Tüm bunlara rağmen daima üslup sahibiydi. Terbiye ve üslubunu hiç bozmadı. Provokatif olmadı.
Şöyle madde madde kısaca artı ve eksilerine bakalım:
Siyasi karar ve tutumlarını eleştirebiliriz. Dokunulmazlıkların kaldırılması en ciddi hatası oldu; adalet yürüyüşü ise en doğru eylemi.
Paramiliter gruplara dikkat çekmesi önemliydi.
Yanlış kadrolarla çalıştı. Olumlu tarafı ise dürüstlüğü. Kendisine veya etrafına iltimas geçmedi, çıkar sağlamadı, servet sahibi olmadı.
İnsanları ve farklı kesimleri birbirine yakınlaştırdı. Altılı masa iyi fikirdi, doğru modeldi; uygulaması kötüydü. Kutuplaşmayı eritmeyi istiyordu.
Son yerel seçimler onun en büyük başarısı oldu.
Yeni siyasileri belediye başkanı seçtirdi. İmamoğlu dahil. Mansur Yavaş’ın adaylığı da onun eseriydi. Hiç kolay olmadı.

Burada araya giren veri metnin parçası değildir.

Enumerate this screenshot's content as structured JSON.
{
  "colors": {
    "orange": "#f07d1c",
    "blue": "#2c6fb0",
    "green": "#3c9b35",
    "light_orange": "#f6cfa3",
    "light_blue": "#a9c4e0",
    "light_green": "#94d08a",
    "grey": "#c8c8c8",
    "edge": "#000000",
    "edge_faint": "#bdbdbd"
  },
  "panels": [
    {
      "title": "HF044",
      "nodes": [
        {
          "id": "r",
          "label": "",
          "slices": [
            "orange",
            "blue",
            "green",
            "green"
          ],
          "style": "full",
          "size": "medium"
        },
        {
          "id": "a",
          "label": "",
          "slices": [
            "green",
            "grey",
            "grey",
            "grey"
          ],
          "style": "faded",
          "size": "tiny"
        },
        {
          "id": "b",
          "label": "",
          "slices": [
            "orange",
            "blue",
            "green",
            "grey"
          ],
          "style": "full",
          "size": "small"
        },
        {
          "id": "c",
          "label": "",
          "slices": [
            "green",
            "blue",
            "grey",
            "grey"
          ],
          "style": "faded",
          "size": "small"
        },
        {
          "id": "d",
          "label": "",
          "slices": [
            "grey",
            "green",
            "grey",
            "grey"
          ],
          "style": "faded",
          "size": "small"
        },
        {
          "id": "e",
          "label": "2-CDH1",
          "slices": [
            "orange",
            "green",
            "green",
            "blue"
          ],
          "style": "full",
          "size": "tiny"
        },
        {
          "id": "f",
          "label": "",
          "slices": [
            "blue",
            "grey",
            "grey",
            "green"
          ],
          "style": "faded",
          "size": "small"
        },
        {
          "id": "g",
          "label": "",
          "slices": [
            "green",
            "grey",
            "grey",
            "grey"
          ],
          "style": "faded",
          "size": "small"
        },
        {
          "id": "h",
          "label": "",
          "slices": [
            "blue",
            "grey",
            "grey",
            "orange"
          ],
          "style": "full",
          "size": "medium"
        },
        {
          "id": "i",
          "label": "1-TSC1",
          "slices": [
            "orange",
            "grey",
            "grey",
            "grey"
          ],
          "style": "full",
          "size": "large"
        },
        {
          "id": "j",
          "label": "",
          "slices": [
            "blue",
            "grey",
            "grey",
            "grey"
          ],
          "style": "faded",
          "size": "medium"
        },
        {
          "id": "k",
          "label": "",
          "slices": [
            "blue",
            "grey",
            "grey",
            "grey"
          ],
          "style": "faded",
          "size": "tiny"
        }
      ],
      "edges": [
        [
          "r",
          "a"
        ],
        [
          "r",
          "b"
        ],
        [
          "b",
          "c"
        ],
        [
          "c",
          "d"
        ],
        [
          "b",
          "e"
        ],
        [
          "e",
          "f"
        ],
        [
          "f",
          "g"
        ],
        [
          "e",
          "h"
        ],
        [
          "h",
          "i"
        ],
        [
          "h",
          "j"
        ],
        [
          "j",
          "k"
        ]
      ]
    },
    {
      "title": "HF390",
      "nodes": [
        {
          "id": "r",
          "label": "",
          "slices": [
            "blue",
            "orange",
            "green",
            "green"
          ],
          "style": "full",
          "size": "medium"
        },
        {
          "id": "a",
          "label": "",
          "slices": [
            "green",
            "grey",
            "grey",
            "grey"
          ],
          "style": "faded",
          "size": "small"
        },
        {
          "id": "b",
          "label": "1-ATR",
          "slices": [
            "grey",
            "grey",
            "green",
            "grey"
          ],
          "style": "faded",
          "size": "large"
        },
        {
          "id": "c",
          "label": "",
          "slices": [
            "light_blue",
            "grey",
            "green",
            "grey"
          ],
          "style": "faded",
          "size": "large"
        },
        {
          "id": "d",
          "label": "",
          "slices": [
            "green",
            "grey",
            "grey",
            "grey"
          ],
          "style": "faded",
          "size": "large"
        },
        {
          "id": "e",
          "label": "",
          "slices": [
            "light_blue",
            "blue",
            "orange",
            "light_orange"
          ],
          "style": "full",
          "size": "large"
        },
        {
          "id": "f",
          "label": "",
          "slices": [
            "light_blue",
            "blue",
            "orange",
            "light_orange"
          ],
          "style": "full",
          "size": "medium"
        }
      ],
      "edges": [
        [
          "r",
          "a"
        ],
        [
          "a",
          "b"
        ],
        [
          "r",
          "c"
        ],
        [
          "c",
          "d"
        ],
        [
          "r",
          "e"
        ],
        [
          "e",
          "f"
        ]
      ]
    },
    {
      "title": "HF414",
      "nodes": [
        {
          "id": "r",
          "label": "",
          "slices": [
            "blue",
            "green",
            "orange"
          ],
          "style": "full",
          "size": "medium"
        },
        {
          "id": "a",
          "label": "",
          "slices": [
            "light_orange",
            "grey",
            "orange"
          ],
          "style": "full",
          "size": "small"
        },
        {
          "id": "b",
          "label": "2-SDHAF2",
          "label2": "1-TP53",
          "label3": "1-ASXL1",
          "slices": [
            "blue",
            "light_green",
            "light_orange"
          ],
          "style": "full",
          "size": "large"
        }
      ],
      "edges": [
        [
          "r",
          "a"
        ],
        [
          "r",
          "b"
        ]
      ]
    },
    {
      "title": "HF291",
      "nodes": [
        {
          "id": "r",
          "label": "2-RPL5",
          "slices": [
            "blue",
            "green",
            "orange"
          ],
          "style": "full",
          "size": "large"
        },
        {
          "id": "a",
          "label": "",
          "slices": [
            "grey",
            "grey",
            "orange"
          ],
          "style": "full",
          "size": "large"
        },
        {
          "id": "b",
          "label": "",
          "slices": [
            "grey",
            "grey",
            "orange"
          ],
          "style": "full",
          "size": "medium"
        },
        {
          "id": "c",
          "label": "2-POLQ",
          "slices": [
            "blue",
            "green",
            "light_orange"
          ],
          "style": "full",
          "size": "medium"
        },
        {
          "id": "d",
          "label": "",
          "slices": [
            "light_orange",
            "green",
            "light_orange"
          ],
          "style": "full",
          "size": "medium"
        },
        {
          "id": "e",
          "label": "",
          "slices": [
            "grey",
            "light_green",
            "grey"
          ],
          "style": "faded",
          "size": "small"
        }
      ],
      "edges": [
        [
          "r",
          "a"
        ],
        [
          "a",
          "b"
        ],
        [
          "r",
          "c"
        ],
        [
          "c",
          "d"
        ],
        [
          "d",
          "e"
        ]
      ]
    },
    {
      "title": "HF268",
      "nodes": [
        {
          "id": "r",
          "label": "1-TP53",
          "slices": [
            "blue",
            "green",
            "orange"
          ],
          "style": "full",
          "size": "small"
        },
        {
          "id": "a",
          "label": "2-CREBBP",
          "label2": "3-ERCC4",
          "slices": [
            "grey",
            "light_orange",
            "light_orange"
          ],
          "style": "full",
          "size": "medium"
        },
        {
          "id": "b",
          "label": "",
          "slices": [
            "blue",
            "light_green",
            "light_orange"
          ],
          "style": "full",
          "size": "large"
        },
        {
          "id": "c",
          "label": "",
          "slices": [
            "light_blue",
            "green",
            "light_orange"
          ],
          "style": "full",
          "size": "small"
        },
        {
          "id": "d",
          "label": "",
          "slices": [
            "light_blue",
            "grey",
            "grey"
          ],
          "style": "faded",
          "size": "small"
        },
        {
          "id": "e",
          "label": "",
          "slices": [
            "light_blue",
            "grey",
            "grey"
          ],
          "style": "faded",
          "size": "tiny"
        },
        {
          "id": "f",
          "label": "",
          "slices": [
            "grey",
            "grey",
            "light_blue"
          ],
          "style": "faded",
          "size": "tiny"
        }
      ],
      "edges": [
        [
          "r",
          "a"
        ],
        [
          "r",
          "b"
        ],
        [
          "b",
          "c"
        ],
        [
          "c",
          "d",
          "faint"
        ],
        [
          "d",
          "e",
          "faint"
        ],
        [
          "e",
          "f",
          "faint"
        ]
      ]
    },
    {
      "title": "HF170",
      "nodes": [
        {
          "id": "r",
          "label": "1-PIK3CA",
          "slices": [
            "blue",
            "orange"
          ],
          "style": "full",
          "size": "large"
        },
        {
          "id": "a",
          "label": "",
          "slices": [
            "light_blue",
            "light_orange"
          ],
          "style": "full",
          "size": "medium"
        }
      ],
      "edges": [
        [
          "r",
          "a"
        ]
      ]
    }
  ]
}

Hayatında aldığı en büyük risk son seçimde aday olmasıydı. Bu riske bile isteye girdi. Kazanabilirdi. Zafere çok yakındı. Seçilseydi tarih değişirdi. 25 milyon da oy aldı. Ama olmadı. İşte o anda gereğini yapmalıydı. 29 Mayıs'ta ayrılmalıydı. Riskin bedelini ödemesi gerekirdi. Siyaset ve hayat böyledir:
İnanın Kılıçdaroğlu CHP’nin değil başka bir partinin lideri olsaydı her şey çok farklı olabilirdi.
Şimdi bir hikayenin sonu. Mutlu son değil üstelik.
Siyaset yorar. Yıpratır. İktidar/ veya muhalefet gücü de sizi bir noktada etkisi altına alıyor. İsabetli karar verebilmek kolay olmuyor. Çok iyi danışmanlara ihtiyaç duyarsınız. Kemal bey bunu yapamadı. Ve hiç haketmediği bir sonla karşılaştı. Kuşkusuz katkıları devam edecektir.
Yazıları, kitapları, tavsiyeleri ile birikimlerini aktaracaktır. Özellikle CHP’yi dikkatle takip edeceğinden kuşkum yok.
Biz de Hikmet Çetin, Murat Karayalçın, Altan Öymen gibi ‘CHP eski genel başkanı’ olarak kendisini arayıp, hatrını ve görüşlerini soracağız. Zaman zaman yayınlara davet edeceğiz.
Emekleri saygıyla anılacak. Değer bilenler ona vefasını gösterecektir.